# 9章 Kickstarterの分析、機械学習を使わないという選択肢

## 9.2 Kickstarterのクローラーを作成する

In [None]:
import urllib.request
import json
import os
import time

os.makedirs('result', exist_ok=True)

search_term = ''
sort_key = 'newest'
category_list = [16, 331, 332, 333, 334, 335, 336, 337, 52, 362, 338, 51, 339, 340, 341, 342] # technology category
base_query = 'https://www.kickstarter.com/projects/search.json?term={term}&category_id={category_id}&page={page_id}&sort={sort}'
headers = {
"User-Agent": "Mozilla/5.0 (Windows NT 10.0; Win64; x64; rv:96.0) Gecko/20100101 Firefox/96.0"
}

for category_id in category_list:
    project_count = 0
    for page_id in range(1, 201):
        try:
            query = base_query.format(term=search_term, category_id=category_id, page_id=page_id, sort=sort_key)
            request = urllib.request.Request(query, headers=headers)
            response_json = json.loads(urllib.request.urlopen(request).read().decode("utf-8"))
        except print(0):
            break

        if len(response_json['projects']) == 0:
            break

        project_count += len(response_json['projects'])
        total_hits = response_json['total_hits']

        print(category_id, 'progress', project_count, '/', total_hits, round(float(project_count) / total_hits * 100, 2), '%')

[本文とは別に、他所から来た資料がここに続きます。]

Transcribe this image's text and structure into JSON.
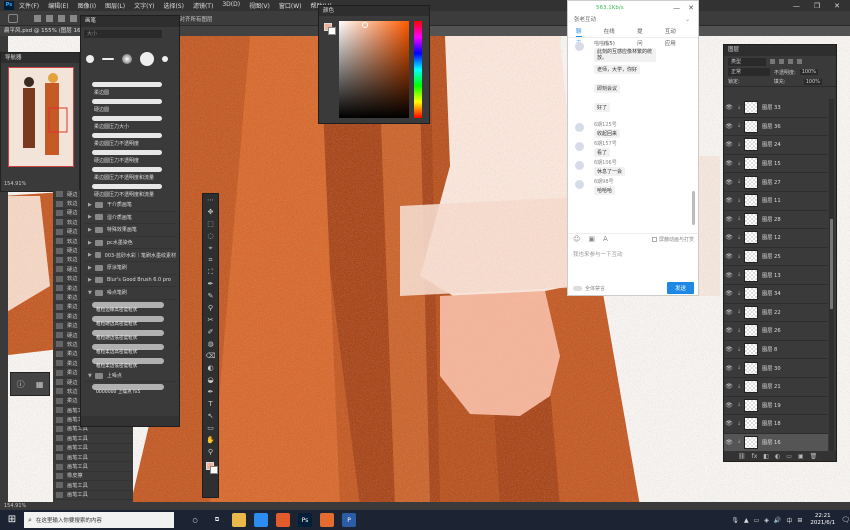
{
  "app": {
    "logo": "Ps",
    "menus": [
      "文件(F)",
      "编辑(E)",
      "图像(I)",
      "图层(L)",
      "文字(Y)",
      "选择(S)",
      "滤镜(T)",
      "3D(D)",
      "视图(V)",
      "窗口(W)",
      "帮助(H)"
    ],
    "window_controls": [
      "—",
      "❐",
      "✕"
    ]
  },
  "options_bar": {
    "label": "5对齐所有图层"
  },
  "document": {
    "tab_title": "扁平风.psd @ 155% (图层 16, RGB/8#) *"
  },
  "navigator": {
    "title": "导航器",
    "zoom": "154.91%"
  },
  "left_brush_list": {
    "labels": [
      "硬边",
      "软边",
      "硬边",
      "软边",
      "硬边",
      "软边",
      "硬边",
      "软边",
      "硬边",
      "软边",
      "柔边",
      "柔边",
      "柔边",
      "柔边",
      "柔边",
      "硬边",
      "软边",
      "柔边",
      "柔边",
      "柔边",
      "硬边",
      "软边",
      "柔边",
      "画笔工具",
      "画笔工具",
      "画笔工具",
      "画笔工具",
      "画笔工具",
      "画笔工具",
      "画笔工具",
      "橡皮擦",
      "画笔工具",
      "画笔工具"
    ]
  },
  "brushes_panel": {
    "title": "画笔",
    "search_placeholder": "大小",
    "strokes": [
      {
        "label": "柔边圆"
      },
      {
        "label": "硬边圆"
      },
      {
        "label": "柔边圆压力大小"
      },
      {
        "label": "柔边圆压力不透明度"
      },
      {
        "label": "硬边圆压力不透明度"
      },
      {
        "label": "柔边圆压力不透明度和流量"
      },
      {
        "label": "硬边圆压力不透明度和流量"
      }
    ],
    "folders": [
      {
        "label": "干介质画笔",
        "arrow": "▶"
      },
      {
        "label": "湿介质画笔",
        "arrow": "▶"
      },
      {
        "label": "特殊效果画笔",
        "arrow": "▶"
      },
      {
        "label": "pc水墨染色",
        "arrow": "▶"
      },
      {
        "label": "003-蓝砂水彩｜笔刷水墨纹素材",
        "arrow": "▶"
      },
      {
        "label": "厚涂笔刷",
        "arrow": "▶"
      },
      {
        "label": "Blur's Good Brush 6.0 pro",
        "arrow": "▶"
      },
      {
        "label": "噪点笔刷",
        "arrow": "▼"
      }
    ],
    "rough_strokes": [
      {
        "label": "粗粒边缘高密度粒状"
      },
      {
        "label": "粗粒硬边高密度粒状"
      },
      {
        "label": "粗粒硬边低密度粒状"
      },
      {
        "label": "粗粒柔边高密度粒状"
      },
      {
        "label": "粗粒柔边低密度粒状"
      }
    ],
    "last_folder": {
      "label": "上噪点",
      "arrow": "▼"
    },
    "last_stroke": {
      "label": "0000000 上噪点 fx5"
    }
  },
  "toolbar": {
    "tools": [
      "⋯",
      "✥",
      "⬚",
      "◌",
      "⌖",
      "⌗",
      "⛶",
      "✒",
      "✎",
      "⚲",
      "✂",
      "✐",
      "◍",
      "⌫",
      "◐",
      "◒",
      "✒",
      "T",
      "↖",
      "▭",
      "✋",
      "⚲",
      "⋯"
    ]
  },
  "color_panel": {
    "title": "颜色",
    "foreground": "#f0b39a",
    "background": "#ffffff"
  },
  "chat": {
    "signal": "563.1Kb/s",
    "title": "张老互动",
    "tabs": [
      {
        "label": "聊天",
        "active": true
      },
      {
        "label": "在线(55)",
        "active": false
      },
      {
        "label": "提问",
        "active": false
      },
      {
        "label": "互动应用",
        "active": false
      }
    ],
    "messages": [
      {
        "name": "喵喵喵",
        "text": "此刻的互感应像林繁的统放。",
        "tall": true
      },
      {
        "name": "",
        "text": "老师，大学，你好",
        "plain": true
      },
      {
        "name": "",
        "text": "即刻会议",
        "plain": true
      },
      {
        "name": "",
        "text": "好了",
        "plain": true
      },
      {
        "name": "6期125号",
        "text": "收起回来"
      },
      {
        "name": "6期157号",
        "text": "看了"
      },
      {
        "name": "6期106号",
        "text": "休息了一会"
      },
      {
        "name": "6期98号",
        "text": "哈哈哈"
      }
    ],
    "tools_icons": [
      "☺",
      "▣",
      "A"
    ],
    "only_teacher_label": "屏蔽动画与打赏",
    "input_placeholder": "我也来参与一下互动",
    "mute_label": "全体禁言",
    "send_label": "发送"
  },
  "layers": {
    "title": "图层",
    "filter_label": "类型",
    "blend_mode": "正常",
    "opacity_label": "不透明度:",
    "opacity_value": "100%",
    "lock_label": "锁定:",
    "fill_label": "填充:",
    "fill_value": "100%",
    "items": [
      {
        "name": "图层 33",
        "selected": false
      },
      {
        "name": "图层 36",
        "selected": false
      },
      {
        "name": "图层 24",
        "selected": false
      },
      {
        "name": "图层 15",
        "selected": false
      },
      {
        "name": "图层 27",
        "selected": false
      },
      {
        "name": "图层 11",
        "selected": false
      },
      {
        "name": "图层 28",
        "selected": false
      },
      {
        "name": "图层 12",
        "selected": false
      },
      {
        "name": "图层 25",
        "selected": false
      },
      {
        "name": "图层 13",
        "selected": false
      },
      {
        "name": "图层 34",
        "selected": false
      },
      {
        "name": "图层 22",
        "selected": false
      },
      {
        "name": "图层 26",
        "selected": false
      },
      {
        "name": "图层 8",
        "selected": false
      },
      {
        "name": "图层 30",
        "selected": false
      },
      {
        "name": "图层 21",
        "selected": false
      },
      {
        "name": "图层 19",
        "selected": false
      },
      {
        "name": "图层 18",
        "selected": false
      },
      {
        "name": "图层 16",
        "selected": true
      }
    ],
    "footer_icons": [
      "⛓",
      "fx",
      "◧",
      "◐",
      "▭",
      "▣",
      "🗑"
    ]
  },
  "status": {
    "zoom": "154.91%"
  },
  "taskbar": {
    "search_placeholder": "在这里输入你要搜索的内容",
    "apps": [
      {
        "label": "○",
        "color": "#1c2433"
      },
      {
        "label": "⧉",
        "color": "#1c2433"
      },
      {
        "label": "",
        "color": "#e8b84a"
      },
      {
        "label": "",
        "color": "#2d8cf0"
      },
      {
        "label": "",
        "color": "#e25b2b"
      },
      {
        "label": "Ps",
        "color": "#001e36"
      },
      {
        "label": "",
        "color": "#e56b2f"
      },
      {
        "label": "P",
        "color": "#2a5ca8"
      }
    ],
    "tray_icons": [
      "🎙",
      "▲",
      "▭",
      "◈",
      "🔊",
      "中",
      "⊞"
    ],
    "time": "22:21",
    "date": "2021/6/1",
    "notify_icon": "🗨"
  }
}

        for project in response_json['projects']:
            filepath = 'result/{}.json'.format(project['id'])
            fp = open(filepath, 'w')
            fp.write(json.dumps(project, sort_keys=True, indent=2))
            fp.close()
        
        time.sleep(1)

## 9.3 JSONデータをCSVに変換する

In [None]:
import glob
import pandas
import pandas.io.json

project_list = []

# globでresultフォルダにあるファイルを操作して読み込み
for filename in glob.glob("result/*.json"):
    project = json.loads(open(filename).read())
    project_list.append(project)

# json_normalizeを使ってDataFrameに変換する
df = pandas.io.json.json_normalize(project_list)

# 末尾が"_at"で終わるunixtimeのカラムをdatatimeに変換する
datetime_columns = filter(lambda a: a[-3:] == "_at", df.columns)
for column in datetime_columns:
    df[column] = pandas.to_datetime(df[column], unit='s')

# DataFrameからCSV形式のstrに変換する
csv_data = df.to_csv()

# WindowsのExcelに読み込ませるので、CP932にする
csv_data = csv_data.encode("cp932", "ignore")

# 結果を書き込む
fp = open("kickstarter_result.csv", "wb")
fp.write(csv_data)
fp.close()